Partita vibrante a dispetto del punteggio tra Benevento ed Ascoli. Le due squadre si sono affrontate a viso aperto, senza alcun timore reverenziale di sorta. Entrambe le compagini hanno ripetutamente sfiorato la via della rete, ma, a causa di imprecisione o dei montanti delle porte, non sono riuscite a realizzare marcature. Nel corso della prima frazione di gioco, il Benevento ha centrato un palo con Ceravolo, bravo a liberarsi in area dopo un assist di Cibsah, e Cissè non ha saputo ribadire in porta. Lo stesso Cervolo ha deviato un tiro sbilenco di De Falco, sfiorando il gol di rapina.
L'Ascoli non è rimasto a guardare e, dopo aver effettuato diverse azioni di allegerimento, si è reso pericoloso ad inizio ripresa con Orsolini, uno dei giovani più promettenti della categoria: la discesa dell'sterno si è conclusa con un tiro stampatosi sulla traversa. Iniziata la solita girandola di cambi, il Benevento ha attaccato in maniera incessante, specialmente con cross dalle fasce. Lanni ha effttuato un intervento risolutivo su Pezzi, deviando sull'esterno della rete, così come su Puscas in extremis. L'Ascoli ha progressivamente tirato i remi in barca ed è riuscito a portare a casa un punto importante in ottica salvezza, mentre il Benevento ha sprecato una ghiotta chance per agganciare momentaneamente la vetta della classifica.
BENEVENTO - ASCOLI 0-0
Benevento (4-2-3-1): Cragno; Venuti, Camporese, Lucioni, Pezzi; De Falco (86' Buzzegoli), Chibsah; Ciciretti, Falco (86' Pajac), Cissè (74' Puscas); Ceravolo. All.: Baroni.
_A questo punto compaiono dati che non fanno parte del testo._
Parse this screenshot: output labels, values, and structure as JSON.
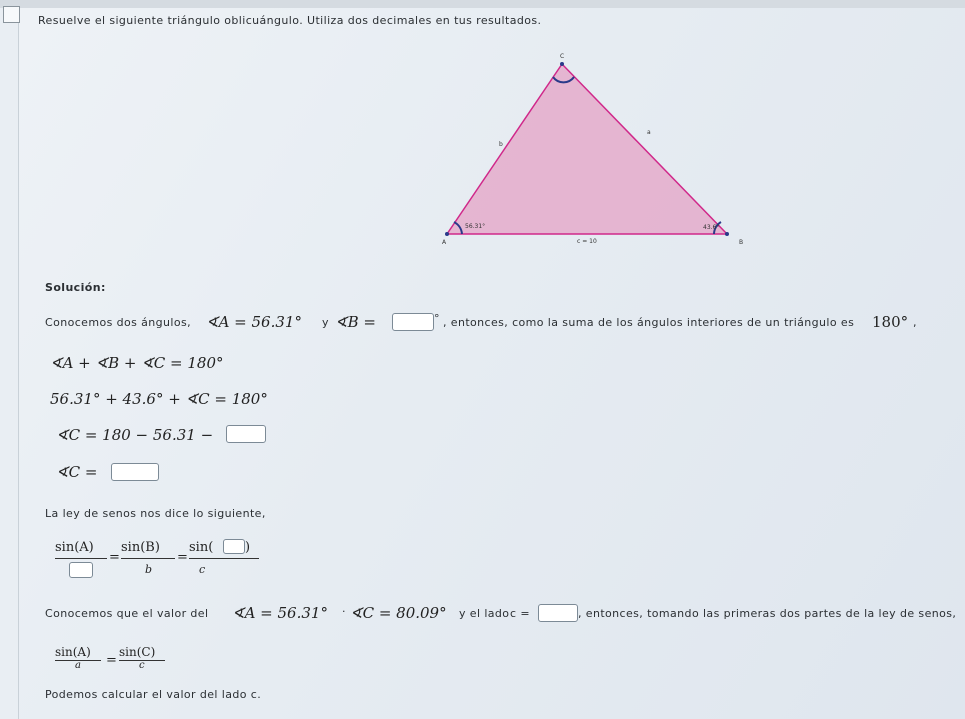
{
  "header": {
    "instruction": "Resuelve el siguiente triángulo oblicuángulo. Utiliza dos decimales en tus resultados."
  },
  "figure": {
    "vertex_a": "A",
    "vertex_b": "B",
    "vertex_c": "C",
    "side_a": "a",
    "side_b": "b",
    "side_c": "c",
    "angle_a": "56.31°",
    "angle_b": "43.6°",
    "side_c_value": "c = 10",
    "fill_color": "#e4a3c6",
    "stroke_color": "#d0288a"
  },
  "solution": {
    "heading": "Solución:",
    "line1_text_a": "Conocemos dos ángulos,",
    "line1_angle_a": "∢A = 56.31°",
    "line1_y": "y",
    "line1_angle_b": "∢B =",
    "line1_deg": "°",
    "line1_text_b": ", entonces, como la suma de los ángulos interiores de un triángulo es",
    "line1_sum": "180°",
    "line1_comma": ",",
    "eq1": "∢A + ∢B + ∢C = 180°",
    "eq2": "56.31° + 43.6° + ∢C = 180°",
    "eq3": "∢C = 180 − 56.31 −",
    "eq4": "∢C =",
    "law_text": "La ley de senos nos dice lo siguiente,",
    "law_num1": "sin(A)",
    "law_num2": "sin(B)",
    "law_num3a": "sin(",
    "law_num3b": ")",
    "law_eq": "=",
    "law_den2": "b",
    "law_den3": "c",
    "line2_text_a": "Conocemos que el valor del",
    "line2_angle_a": "∢A = 56.31°",
    "line2_dot": "·",
    "line2_angle_c": "∢C = 80.09°",
    "line2_text_b": "y el lado",
    "line2_side": "c =",
    "line2_text_c": ", entonces, tomando las primeras dos partes de la ley de senos,",
    "ratio_num1": "sin(A)",
    "ratio_den1": "a",
    "ratio_num2": "sin(C)",
    "ratio_den2": "c",
    "final_text": "Podemos calcular el valor del lado c."
  }
}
Ascoli (4-4-1-1): Lanni; Almici, Augustyn, Mengoni (68' Gigliotti), Mignanelli; Orsolini (67' Bianchi), Cassata, Giorgi (88' Paolini), Felicioli; Gatto; Cacia. All.: Aglietti.
Arbitro: Rapuano di Rimini.
Note: osservato un minuto di raccogliemtno prima dell'incontro in memoria del padre di Patron Vigorito, scomparso in settimana.